Air mata berlinang mengalir di kedua pipinya. Lutung Kasarung balas menggenggam tangan Purbasari kemudian mengusap air mata dipipi putri cantik jelita itu.
“Inilah calon suamiku!” seru Putri Purbasari dengan bangga.
“Ya, ini calon suamiku!” serunya sekali lagi.
Purbararang dan suaminya pun tertawa terbahak-bahak melihat tingkah adiknya.
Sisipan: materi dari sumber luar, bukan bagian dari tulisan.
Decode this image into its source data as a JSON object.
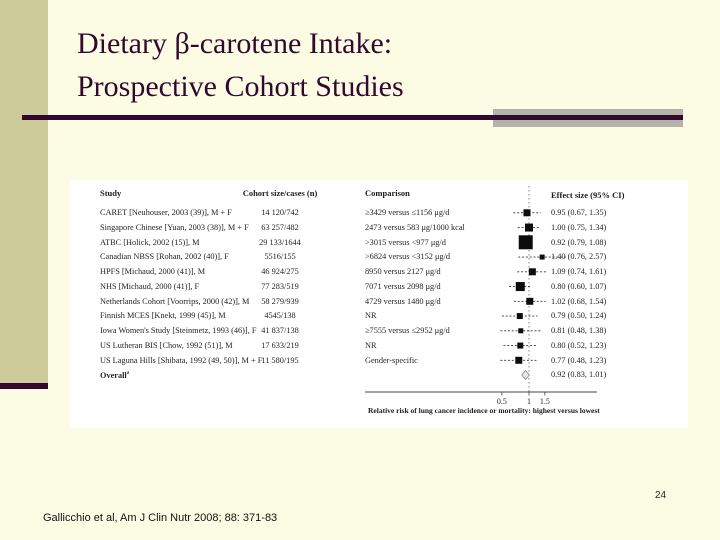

“Hai, Purbasari! Apakah tidak ada lagi calon suami yang lebih jelek dari lutung itu?” seru Purbararang dengan nada mengejek.
Mendengar ejekan itu, Lutung Kasarung pun menjadi tersinggung dan marah. Dia tidak terima Putri Purbasari dipandang rendah seperti itu. Sebelum Purbararang memerintahkan algojo untuk memenggal Purbasari. Lutung Kasarung tiba-tiba duduk bersila dengan mata terpejam.
Dia pun meminta kepada ibunya untuk dikembalikan ke wujudnya semula. Tiba-tiba asap tebal menyelimuti tubuh Lutung Kasarung. Tidak dalam waktu lama, asap tebal menghilang, sosok Lutung Kasarung menghilang seiring berlalunya asap pekat, berganti dengan Pangeran Guruminda yang sangat tampan dan gagah.
Terperanjatlah semua yang hadir di tempat itu melihat keajaiban luar biasa tersebut. Betapa tampannya Pangeran Guruminda. Bahkan, sangat jauh melebihi ketampanan Indrajaya tunangan Purbararang.